DIE FREIMANNSGRUBE
Am Abhang der Stangalpe liegt die Freimannsgrube; sie ist berühmt wegen der Schätze, die in ihr verborgen sein sollen.
In dieser Höhle bewacht ein Mann von grimmigem Aussehen, mit dem roten Mantel des Scharfrichters angetan, einen ungeheuren Schatz; dem Kühnen, der zu ihm zu dringen wagt, droht er mit dem gezückten Schwerte; aber nur jenen tötet er, der ihm bereits nahe gekommen ist und dann feige umzukehren versucht. Denjenigen, der herzhaft vorüberschreitet, läßt er vom Schatze nehmen und ungestört forttragen. Nur von zwei mutigen Männern erzählt die Überlieferung, welche in die Freimannsgrube drangen und sich dort Schätze holten.

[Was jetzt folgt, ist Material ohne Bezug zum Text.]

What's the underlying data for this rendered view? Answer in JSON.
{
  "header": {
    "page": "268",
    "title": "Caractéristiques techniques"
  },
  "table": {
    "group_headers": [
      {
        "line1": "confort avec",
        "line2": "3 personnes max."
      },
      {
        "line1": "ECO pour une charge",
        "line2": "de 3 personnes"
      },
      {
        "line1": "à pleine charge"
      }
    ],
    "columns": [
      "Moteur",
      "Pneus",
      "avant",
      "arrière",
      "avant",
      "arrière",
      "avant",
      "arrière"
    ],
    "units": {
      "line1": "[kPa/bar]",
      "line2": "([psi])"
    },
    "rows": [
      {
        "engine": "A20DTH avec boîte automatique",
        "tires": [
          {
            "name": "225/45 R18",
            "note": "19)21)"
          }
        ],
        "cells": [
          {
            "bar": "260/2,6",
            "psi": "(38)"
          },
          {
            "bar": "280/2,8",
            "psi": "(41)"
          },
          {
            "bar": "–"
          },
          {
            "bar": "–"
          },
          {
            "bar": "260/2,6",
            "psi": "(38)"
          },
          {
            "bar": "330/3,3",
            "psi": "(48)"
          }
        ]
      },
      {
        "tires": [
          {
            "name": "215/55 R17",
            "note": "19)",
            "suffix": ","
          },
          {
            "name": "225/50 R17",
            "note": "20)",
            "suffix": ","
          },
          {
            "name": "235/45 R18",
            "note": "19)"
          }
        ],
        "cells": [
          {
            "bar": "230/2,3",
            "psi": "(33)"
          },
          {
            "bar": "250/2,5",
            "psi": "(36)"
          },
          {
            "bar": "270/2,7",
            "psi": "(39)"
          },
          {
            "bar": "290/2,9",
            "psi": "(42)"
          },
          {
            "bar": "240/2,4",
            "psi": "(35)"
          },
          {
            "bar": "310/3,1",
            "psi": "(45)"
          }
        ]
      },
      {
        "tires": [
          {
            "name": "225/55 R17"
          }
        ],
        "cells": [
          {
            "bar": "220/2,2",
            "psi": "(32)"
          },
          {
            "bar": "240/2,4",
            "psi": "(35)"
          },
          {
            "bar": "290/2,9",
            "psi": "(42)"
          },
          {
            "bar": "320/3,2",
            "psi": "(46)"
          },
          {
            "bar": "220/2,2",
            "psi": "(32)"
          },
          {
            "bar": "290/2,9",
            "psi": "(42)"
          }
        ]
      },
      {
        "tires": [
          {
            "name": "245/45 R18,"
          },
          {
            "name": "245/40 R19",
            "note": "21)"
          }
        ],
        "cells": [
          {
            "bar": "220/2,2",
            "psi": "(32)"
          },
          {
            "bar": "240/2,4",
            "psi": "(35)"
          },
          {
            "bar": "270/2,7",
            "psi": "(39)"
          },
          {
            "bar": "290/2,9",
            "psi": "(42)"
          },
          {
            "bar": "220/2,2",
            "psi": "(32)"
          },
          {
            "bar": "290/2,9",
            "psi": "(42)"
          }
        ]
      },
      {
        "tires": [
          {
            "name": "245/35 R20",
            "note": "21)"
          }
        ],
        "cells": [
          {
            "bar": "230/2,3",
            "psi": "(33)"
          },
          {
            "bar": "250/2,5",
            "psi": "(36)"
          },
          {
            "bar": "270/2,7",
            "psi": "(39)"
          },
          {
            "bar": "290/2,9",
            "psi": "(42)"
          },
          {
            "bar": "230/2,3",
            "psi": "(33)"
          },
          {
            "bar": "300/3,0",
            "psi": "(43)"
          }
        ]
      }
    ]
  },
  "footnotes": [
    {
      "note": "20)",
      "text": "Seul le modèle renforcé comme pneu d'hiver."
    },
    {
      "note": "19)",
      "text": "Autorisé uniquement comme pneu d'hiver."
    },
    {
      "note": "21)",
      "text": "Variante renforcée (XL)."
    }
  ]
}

Der eine war ein Klosterknecht von Ossiach, der mit seinem goldgefüllten Käppchen die Grube verließ. Welche Abenteuer er bestanden, erzählte er keinem. Nach ihm versuchte mancher sein Glück, doch keiner kehrte wieder.
Viele, viele Jahre nach jenem Klosterknecht betrat ein Bergknappe die Freimannshöhle, dem die Not den Mut der Verzweiflung gegeben hatte. Unerschrocken stand er vor dem Berggeist, erzählte ihm von seinem Elend, der Not der Seinen und bat ihn, ihm entweder zu helfen oder ihn zu töten. Freundlich gestattete ihm der Alte zu nehmen, wieviel er wolle. Der Knappe aber wies bescheiden die Güte des Berggeistes zurück und bat, ihm nur so viel zu geben, daß der Not des Augenblicks gesteuert sei, das übrige wolle er schon selbst verdienen. Dafür segnete der Mann die Felder und das Vieh des armen Knappen so reichlich, daß dieser bald zu den Wohlhabendsten der Umgebung zählte.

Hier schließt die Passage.